Document Type

Article

Publication Date

1-2013

Abstract

Poverty is correlated with crime, but it is widely assumed that it should not be a defense. In the 1970s, Judge David Bazelon challenged this assumption, proposing a rotten social background defense, that is, how growing up under circumstances of severe deprivation can subsequently impact a criminal defendant's mental state and actions. Relatedly, other theorists have posited that poverty should be a defense to crime based on poverty's coercive aspects or because society forfeits its right to condemn when it tolerates significant economic inequality.

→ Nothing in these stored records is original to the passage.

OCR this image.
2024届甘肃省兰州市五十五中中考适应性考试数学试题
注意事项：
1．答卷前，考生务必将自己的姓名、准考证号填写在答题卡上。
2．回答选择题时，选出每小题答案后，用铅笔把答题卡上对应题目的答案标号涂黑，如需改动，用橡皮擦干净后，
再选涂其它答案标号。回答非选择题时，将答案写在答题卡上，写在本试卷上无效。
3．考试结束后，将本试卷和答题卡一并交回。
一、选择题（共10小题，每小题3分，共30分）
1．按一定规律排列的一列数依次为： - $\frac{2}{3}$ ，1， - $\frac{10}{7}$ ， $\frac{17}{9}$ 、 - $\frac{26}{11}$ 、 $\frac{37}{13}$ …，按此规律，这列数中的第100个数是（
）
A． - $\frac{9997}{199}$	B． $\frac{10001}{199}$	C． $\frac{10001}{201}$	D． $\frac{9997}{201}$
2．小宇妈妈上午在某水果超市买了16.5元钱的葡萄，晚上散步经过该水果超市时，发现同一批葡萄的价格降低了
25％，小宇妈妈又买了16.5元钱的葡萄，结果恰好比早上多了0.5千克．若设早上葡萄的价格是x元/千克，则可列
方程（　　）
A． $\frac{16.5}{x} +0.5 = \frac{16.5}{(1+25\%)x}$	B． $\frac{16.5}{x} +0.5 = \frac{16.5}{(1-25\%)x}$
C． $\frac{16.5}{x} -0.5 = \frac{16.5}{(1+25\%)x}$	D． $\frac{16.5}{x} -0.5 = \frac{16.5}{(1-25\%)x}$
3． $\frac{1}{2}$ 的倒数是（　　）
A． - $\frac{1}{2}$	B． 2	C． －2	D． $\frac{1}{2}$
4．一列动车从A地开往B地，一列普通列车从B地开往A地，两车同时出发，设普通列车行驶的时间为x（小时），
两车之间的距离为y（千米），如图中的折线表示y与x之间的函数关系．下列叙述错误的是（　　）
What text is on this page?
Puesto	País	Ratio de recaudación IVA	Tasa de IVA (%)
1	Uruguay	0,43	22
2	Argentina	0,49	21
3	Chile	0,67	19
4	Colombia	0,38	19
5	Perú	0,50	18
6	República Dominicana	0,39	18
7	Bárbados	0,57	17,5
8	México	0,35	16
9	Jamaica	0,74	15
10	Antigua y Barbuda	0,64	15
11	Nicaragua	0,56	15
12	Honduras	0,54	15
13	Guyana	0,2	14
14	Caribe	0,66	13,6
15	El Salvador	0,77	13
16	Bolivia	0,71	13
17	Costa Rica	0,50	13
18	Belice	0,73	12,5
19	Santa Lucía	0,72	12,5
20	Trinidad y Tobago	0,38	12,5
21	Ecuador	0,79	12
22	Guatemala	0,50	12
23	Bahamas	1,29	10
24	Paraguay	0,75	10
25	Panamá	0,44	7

Critics counter that a poverty defense should not be adopted because it is not only inconsistent with American norms of individual responsibility, but also practically impossible. This vigorous debate has been deemed an ivory tower exercise. Yet scholars have entirely overlooked that a poverty defense is utilized in thousands of cases a year. In both civil and criminal child neglect cases, various states excuse conduct that would otherwise be neglect on account of a parent's poverty. In short, a poverty defense is not hypothetical. Courts' interpretations of the poverty defense in child neglect cases reflect the various theoretical strands posited by scholars. The case law reveals that a poverty defense is workable, but that its potential to help poor defendants is limited unless courts have a rich, multi-dimensional understanding of the causes and effects of poverty. This article explains how the poverty defense works in practice in child welfare cases, and can guide scholars, and more importantly, lawmakers and courts, in considering whether to extend a poverty defense to other areas of the law.